The problem of inferiority and being not important—Their work is worse in any possible way than the work of the robots, and no one outside really cares if they paint or not. Even the humans inside the room prefer to look at what the robots paint compared to their own work.
These problems didn’t exist before, and that’s what makes AGI-Nihilism even worse than usual Nihilism.
You raise some good points, but there are some counterpoints. For example, the AIs are painting based on requests of people standing in the street who would otherwise never be able to afford a painting because the humans painting in the room sell to the highest bidder pricing them out of the market. And because the AIs are so good at following instructions the humans in the street are able to guide their work to the point that they get very close to what they envision in their minds eye—bringing utility to far more people than would otherwise be the case.
Instead of a small number of people with the economic means to hire the painters who are sitting depressed in the room staring at a blank canvass, anyone on Earth can get a painting for nearly free. And the depressed painters can still paint for their own enjoyment but not for economic gain. A subset of painters who would paint regardless due to the sheer enjoyment of painting will continue to paint in their free time.
For example, I play basketball even though I will never get drafted into the NBA. If I were in the NBA and suddenly robots were replacing me I might be pissed off and not play basketball anymore. But that wouldn’t effect whether most people would play basketball since they were never going to make any money playing basketball.
Note: I don’t think this will happen since there are some things we only want to see humans do. In this respect popular sports are probably safe from AGI and there will probably be a whole host of new forms of human only entertainment that will sprout up that is unrelated to whether there are robots or AIs that could do it better. For example, are still chess and Go tournaments even though AIs are much better.

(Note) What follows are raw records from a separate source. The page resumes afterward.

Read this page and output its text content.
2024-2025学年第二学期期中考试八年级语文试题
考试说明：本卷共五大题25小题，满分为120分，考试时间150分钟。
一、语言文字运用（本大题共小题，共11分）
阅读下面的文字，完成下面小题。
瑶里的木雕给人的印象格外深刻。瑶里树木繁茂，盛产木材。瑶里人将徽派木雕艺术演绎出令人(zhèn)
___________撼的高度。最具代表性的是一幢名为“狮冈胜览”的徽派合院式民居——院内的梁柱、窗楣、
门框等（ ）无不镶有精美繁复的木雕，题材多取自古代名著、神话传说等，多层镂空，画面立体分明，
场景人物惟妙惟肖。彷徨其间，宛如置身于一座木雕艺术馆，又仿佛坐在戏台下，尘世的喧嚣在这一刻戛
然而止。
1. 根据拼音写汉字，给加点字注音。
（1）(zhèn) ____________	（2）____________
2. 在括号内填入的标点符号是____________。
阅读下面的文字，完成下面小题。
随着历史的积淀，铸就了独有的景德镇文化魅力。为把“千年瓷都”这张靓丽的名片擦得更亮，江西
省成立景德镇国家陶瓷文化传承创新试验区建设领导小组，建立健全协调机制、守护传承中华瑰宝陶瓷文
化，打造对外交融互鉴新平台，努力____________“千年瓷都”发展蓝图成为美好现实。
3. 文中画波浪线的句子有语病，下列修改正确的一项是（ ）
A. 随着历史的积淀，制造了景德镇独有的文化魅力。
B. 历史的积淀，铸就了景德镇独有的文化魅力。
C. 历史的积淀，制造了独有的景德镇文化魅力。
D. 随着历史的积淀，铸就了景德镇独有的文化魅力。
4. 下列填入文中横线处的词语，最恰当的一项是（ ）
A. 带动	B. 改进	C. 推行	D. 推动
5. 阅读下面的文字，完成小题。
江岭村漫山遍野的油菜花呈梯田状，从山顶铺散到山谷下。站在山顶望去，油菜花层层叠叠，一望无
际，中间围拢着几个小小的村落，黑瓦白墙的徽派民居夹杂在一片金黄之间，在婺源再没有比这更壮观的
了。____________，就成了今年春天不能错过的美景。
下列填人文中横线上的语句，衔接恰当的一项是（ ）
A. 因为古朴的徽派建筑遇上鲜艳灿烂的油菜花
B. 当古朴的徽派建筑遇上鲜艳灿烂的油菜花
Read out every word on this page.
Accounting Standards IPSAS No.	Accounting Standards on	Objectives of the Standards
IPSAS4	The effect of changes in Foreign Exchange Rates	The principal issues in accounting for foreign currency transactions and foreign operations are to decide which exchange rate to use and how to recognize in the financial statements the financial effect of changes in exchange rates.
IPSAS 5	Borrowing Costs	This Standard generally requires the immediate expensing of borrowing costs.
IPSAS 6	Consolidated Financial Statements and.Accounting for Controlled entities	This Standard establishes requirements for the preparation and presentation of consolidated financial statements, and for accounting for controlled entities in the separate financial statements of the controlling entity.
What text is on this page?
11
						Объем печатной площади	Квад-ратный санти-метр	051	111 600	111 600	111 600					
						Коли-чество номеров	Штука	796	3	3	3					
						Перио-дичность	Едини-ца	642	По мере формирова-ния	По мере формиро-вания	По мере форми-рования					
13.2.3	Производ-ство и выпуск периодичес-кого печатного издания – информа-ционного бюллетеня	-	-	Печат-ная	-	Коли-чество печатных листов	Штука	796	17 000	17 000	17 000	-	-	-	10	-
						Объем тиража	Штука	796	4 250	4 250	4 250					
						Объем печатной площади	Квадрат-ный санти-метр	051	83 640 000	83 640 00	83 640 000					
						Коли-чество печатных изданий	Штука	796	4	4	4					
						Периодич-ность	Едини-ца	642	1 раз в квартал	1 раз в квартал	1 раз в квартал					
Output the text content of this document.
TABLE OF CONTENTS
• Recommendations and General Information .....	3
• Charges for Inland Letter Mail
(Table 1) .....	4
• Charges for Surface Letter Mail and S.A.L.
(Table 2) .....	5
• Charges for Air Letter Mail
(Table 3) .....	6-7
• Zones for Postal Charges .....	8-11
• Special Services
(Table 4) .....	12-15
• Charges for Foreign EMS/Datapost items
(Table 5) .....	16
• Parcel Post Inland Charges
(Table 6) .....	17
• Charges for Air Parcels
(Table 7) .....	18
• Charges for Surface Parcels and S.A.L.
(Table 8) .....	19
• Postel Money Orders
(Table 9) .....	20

I don’t know how it will play out, but a rosy scenario would be that after AIs replace most categories of work people will then be free to do things because they enjoy them and not because they have to sell their work to survive. Presumably, in this scenario the government would print money and sent it directly to citizens rather than to banks. AI will have a massive deflationary effect on the economy and the United States will have to increase its money printing and it’s possible (although certainly not guaranteed) that displaced humans who can vote in elections will likely be the beneficiaries, and then companies will compete to sell them goods and services that are much cheaper due to AI and the efficiencies and productivity gains they will bring to the market.